“I was led down a thickly carpeted hall and up a single long flight of stairs, to a door just at its head. We entered; the door closed softly behind us; and the bandage was whipped from my eyes. There was only a low night-light burning in the room, but I made out the outlines of the furniture. There was a great bed over in the corner, with a motionless figure lying upon it.
“‘There’s your patient, Doc; go ahead,’ my burly friend said, and accordingly I approached the bed, asking at the same time for more light. The young man was unconscious, and in answer to a question of mine the attendant who had sat at the head of the bed as we entered informed me that he had been in a complete state of coma since he had been brought there, several days before.
“I remembered the description in your letter of the subject for whom you were searching, and I fancied, in spite of the bandages which swathed his head, that I recognized him in the young man before me. The lights flashed on full in answer to my request, and on a sudden decision I drew the watch camera from my pocket, took the patient’s wrist between my thumb and finger as if to ascertain his pulse, and snapped his picture. The result was a fortunate chance, for I did not 233 dare focus deliberately, with the eyes of the attendant and the three men who had accompanied me, all directed at my movements.
“Then I gave the patient a thorough examination. I found a fracture at the base of the brain––not necessarily fatal, unless cerebral meningitis sets in, but quite serious enough. He was still bleeding a little from the nose and ears. I washed them out, and packed the ears with sterile gauze, leaving instructions that a specially prepared ice cap be placed at once upon his head and kept there. That was all which could be done at that time, but the patient should have constant, watchful attention. He must either have suffered a severe backward fall, or received a violent blow at the base of the skull, to have sustained such an injury.

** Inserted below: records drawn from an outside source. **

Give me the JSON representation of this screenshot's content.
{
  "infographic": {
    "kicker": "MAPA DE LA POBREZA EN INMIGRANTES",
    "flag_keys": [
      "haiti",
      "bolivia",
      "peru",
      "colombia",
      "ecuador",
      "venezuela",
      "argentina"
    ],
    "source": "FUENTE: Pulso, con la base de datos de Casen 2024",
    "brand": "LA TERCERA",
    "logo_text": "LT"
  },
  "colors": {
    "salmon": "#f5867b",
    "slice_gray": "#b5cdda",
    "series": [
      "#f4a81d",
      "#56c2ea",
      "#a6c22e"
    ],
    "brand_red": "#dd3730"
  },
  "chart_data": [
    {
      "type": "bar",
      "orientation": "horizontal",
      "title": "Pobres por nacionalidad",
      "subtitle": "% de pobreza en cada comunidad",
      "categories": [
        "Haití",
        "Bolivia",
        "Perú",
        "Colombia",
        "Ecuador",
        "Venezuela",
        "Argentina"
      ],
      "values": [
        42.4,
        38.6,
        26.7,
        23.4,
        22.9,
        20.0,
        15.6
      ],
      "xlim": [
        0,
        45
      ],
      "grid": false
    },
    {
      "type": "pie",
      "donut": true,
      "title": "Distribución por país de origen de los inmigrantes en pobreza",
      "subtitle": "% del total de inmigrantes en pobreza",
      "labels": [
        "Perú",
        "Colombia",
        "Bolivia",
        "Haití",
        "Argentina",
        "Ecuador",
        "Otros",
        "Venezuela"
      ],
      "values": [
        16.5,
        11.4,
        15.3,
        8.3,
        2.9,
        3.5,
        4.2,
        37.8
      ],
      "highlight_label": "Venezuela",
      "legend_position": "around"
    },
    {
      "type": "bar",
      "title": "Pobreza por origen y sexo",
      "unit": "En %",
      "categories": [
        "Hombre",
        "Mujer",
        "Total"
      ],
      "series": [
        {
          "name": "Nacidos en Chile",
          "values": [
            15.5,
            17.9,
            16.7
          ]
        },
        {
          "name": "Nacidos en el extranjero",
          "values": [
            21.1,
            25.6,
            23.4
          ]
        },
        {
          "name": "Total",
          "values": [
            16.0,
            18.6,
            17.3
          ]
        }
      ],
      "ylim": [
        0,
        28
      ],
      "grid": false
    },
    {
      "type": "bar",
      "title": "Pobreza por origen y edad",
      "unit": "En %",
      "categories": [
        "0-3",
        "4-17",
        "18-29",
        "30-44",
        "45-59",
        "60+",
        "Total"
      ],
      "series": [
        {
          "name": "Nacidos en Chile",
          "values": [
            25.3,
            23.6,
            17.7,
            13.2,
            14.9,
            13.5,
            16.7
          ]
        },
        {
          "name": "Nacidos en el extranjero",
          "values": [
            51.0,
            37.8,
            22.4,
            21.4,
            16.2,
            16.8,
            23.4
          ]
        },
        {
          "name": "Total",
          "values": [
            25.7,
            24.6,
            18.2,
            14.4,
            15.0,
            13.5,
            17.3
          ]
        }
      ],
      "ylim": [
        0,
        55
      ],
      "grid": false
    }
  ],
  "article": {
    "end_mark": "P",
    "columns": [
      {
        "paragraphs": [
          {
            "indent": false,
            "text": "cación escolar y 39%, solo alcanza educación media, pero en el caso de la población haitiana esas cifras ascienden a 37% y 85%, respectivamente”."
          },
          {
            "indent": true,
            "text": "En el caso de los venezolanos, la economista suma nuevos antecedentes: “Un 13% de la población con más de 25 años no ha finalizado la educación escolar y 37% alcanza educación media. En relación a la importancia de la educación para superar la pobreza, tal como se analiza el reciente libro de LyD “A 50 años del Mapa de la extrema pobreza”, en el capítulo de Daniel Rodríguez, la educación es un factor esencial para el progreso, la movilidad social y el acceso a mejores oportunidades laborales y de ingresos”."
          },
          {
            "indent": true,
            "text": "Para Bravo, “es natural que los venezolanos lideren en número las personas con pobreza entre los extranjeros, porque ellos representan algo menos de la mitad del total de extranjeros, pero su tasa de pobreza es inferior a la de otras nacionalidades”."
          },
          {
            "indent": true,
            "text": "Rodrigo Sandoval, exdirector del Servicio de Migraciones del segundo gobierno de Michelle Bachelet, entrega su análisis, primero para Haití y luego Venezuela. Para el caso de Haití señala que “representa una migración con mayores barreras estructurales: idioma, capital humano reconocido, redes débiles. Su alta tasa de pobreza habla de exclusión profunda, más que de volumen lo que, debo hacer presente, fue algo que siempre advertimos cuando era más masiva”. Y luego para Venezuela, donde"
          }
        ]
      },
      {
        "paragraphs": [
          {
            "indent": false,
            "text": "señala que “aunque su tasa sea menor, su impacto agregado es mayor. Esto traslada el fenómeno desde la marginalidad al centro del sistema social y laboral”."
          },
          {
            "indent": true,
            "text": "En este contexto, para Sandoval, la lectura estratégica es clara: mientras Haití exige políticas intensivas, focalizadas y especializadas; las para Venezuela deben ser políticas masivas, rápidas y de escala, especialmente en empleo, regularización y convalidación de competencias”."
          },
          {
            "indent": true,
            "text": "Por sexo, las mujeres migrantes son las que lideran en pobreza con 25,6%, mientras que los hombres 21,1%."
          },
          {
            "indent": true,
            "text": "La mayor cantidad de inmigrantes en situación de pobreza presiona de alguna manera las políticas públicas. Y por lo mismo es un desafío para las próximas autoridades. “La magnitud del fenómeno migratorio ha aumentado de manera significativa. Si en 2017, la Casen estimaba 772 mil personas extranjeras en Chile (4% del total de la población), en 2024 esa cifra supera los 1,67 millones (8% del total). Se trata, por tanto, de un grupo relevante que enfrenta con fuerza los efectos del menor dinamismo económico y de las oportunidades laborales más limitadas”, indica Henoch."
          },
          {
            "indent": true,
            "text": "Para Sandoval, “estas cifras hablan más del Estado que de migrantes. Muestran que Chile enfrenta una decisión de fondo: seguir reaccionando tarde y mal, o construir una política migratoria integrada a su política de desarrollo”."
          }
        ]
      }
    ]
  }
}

“When I had finished, they blindfolded me again, led me from the room, and conveyed me home in the same manner in which I had come, with the possible exception that the car in returning seemed to take a different and more direct route; the journey appeared to be a much shorter one, with fewer twists and turns. The same three men came back to the house with me, and entered my office, where the burly one turned over to me ten five-hundred-dollar bills. They left almost immediately, and although it was close on to dawn, I went into my dark room, and developed the negative of the thumbnail photograph I had taken.
“The events of the night had been so extraordinary that when I did retire, it was long before I could sleep. In the morning, I made a couple of prints from the negative, then took the five thousand dollars down and deposited it to my account in the bank.”
“When I decided to come here, I ran over in my 234 mind every moment of the previous night’s adventure, to catalogue my impressions. The habit of years has made me methodical in all things, and I jotted them down in the order in which they occurred to me, that I might not forget to relate them to you. Memory plays one sad tricks, sometimes, when one reaches my age. These notes may be of no assistance to you, sir, but they are entirely at your service.”
“I am eager to hear them, Doctor. I only wish all witnesses were like you––my tasks would be lightened by half,” Blaine said, heartily.
The elderly physician drew from his pocket a paper, at which he peered, painstakingly.
“I have numbered them. Let me see––oh, yes. First, the burly man walks with a slight limp in the right leg. Second, of the two men with him, all I could note was that one spoke with a decided French accent and had a hollow cough, tuberculous, I think; the other, who scarcely uttered a word, was short and stocky, and of enormous strength. He fairly lifted me into and out of the car when I was blindfolded at the entrance of the place they called a sanitarium. Third, the car had a peculiar horn; I have never heard one like it before. Its blast was sharp and wailing, not like a siren, but more like the howl of a wounded animal. I would know it again, anywhere. Fourth, there is a railroad bridge very near the house to which I was taken––I distinctly heard two trains thunder over the trestles while I was attending my patient. Fifth, I should judge the place to be more of a retreat for alcoholics or the insane, than for those suffering from accident, or any form of physical injury. A patient in some remote part of the house was undoubtedly a maniac or in the throes of an attack of delirium tremens. 235 I heard his cries at intervals as I worked, until he quieted down finally.